## Monday, 3 August 2015

### Measuring Sphereocity of The Archimedian Solids mathworld.wolfram.com

A few years ago I wrote a blog about which of the Platonic solids was most spherical. I compared which ones had the most volume inscribed into a unit sphere, and the which had the smallest volume when circumscribed about a unit sphere. Surprisingly I got different answers to the two methods, and lots of good mathematical comments about why this might be so. Then a short while ago (July 2015) I posted it again. As part of a tongue-in-cheek exchange with Adam Spencer ‏@adambspencer I challenged him to find the roundest of the thirteen Archimedean Solids. For those who are not familiar with the distinction, both the Platonic and Archimedean solids are made of up faces that are regular polygons, and both have the property that the view at each vertex is identical to every other, but where the Platonic solids consist of only a single type of regular polygon, (for example the tetrahedron is made up of four equilateral triangles), the Archimedean solids may have more than one (in the cubeoctahedron each vertex is surrounded by two squares and two equilateral triangles).

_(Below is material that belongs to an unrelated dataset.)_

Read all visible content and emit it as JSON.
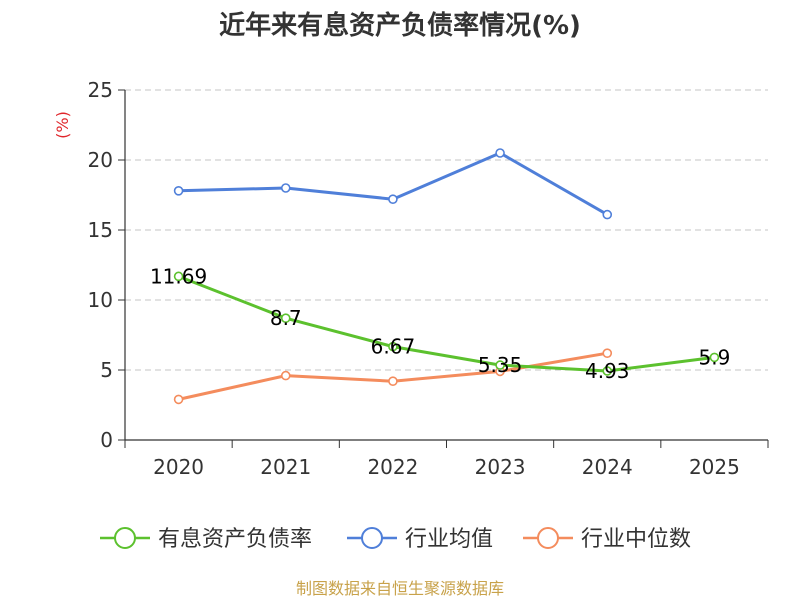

Then only a day or so later, I got to wondering about the actual answer and started doing some research. Along the way I found a couple of papers on the topic, one of which was published earlier in the same month I began my search for the Platonic Solids Sphere-ness. What was great was that they re-exposed me to a formula for comparing according to George Polya from his Mathematics and Plausible Reasoning: Patterns of plausible inference. I sheepishly admit that I had read this book ( it's on my bookcase nos) several times years ago, but somehow this didn't pop up when I was thinking of the Platonic solids.

The problem of comparing the ratio of the numerical values of the surface area to the volume is that the answer changes over size. In a sphere, for instance, if the radius is one, then the volume is 4 pi/3, and the surface area is 4pi, so the V= 1/3 SA. Now increase the radius to three units and the volume is 36 pi, and the surface area is also 36 pi, Now V = SA, and if we keep making the radius bigger, the volume becomes larger than the surface area, in fact the ratio of Volume to surface area can be reduced to $\frac{V}{SA} = \frac{r}{3}$. Now that kind of thing happens with all the solids, the larger the volume gets, the larger the ratio of V to SA gets. It is one of those things that amazes students (and well it should) that for any solid, there is some scalar multiplication which will transform it into a solid with Volume = Surface Area.  In this sense, every solid is isoperimetric (same measure)

So Polya found a way to neutralize this growth. He created an "Isoperimetric Quotient" that served to null out this scalar alteration. By setting the IQ = $\frac{36 \pi V^2}{S^3}$ With this weapon he was able to compare, for instance, the "roundness" of the Platonic Solids. Try this with any sphere and you always get one. Try it with anything else, you always get less than one.

The IQ of the Platonic Solids follows the number of faces, with the tetrahedron at the bottom with an IQ of about .3 and the icosahedron at the top with an IQ of about .8288.

SO what about the Archimedian Solids? Well here they are
TruncatedTetrahedron...... 0.4534
TruncatedOctahedron ....... 0.749
TruncatedCube ............. 0.6056
TruncatedDodecahedron ..... 0.7893
TruncatedIcosahedron ...... 0.9027
Cuboctahedron ............. 0.7412
Icosidodecahedron ......... 0.8601
SnubCube .................. 0.8955
SnubDodecahedron .......... 0.94066
Rhombicuboctahedron ....... 0.8669
TruncatedCuboctahedron .... 0.8186
Rhombicosidodecahedron .... 0.9357
TruncatedIcosidodecahedron. 0.9053

So the roundness winner is the snubdodecahedron, with a pentagon and four equilateral triangles around each vertex. That is four 60o angles and one of 108o for a total of 348o.  Students might check if any other of the Archimedean solids can top that.  Is that "flatness" at vertices somehow related to "roundness"? I have to admit I first thought it might be the truncated icosahedron.  Students may have heard of this one more than others.  A molecule of C-60, or a “Buckyball”, consists of 60 carbon atoms arranged at the vertices of a truncated icosahedron.  It's roundness is a feature of many of its applications, but it only comes in fourth.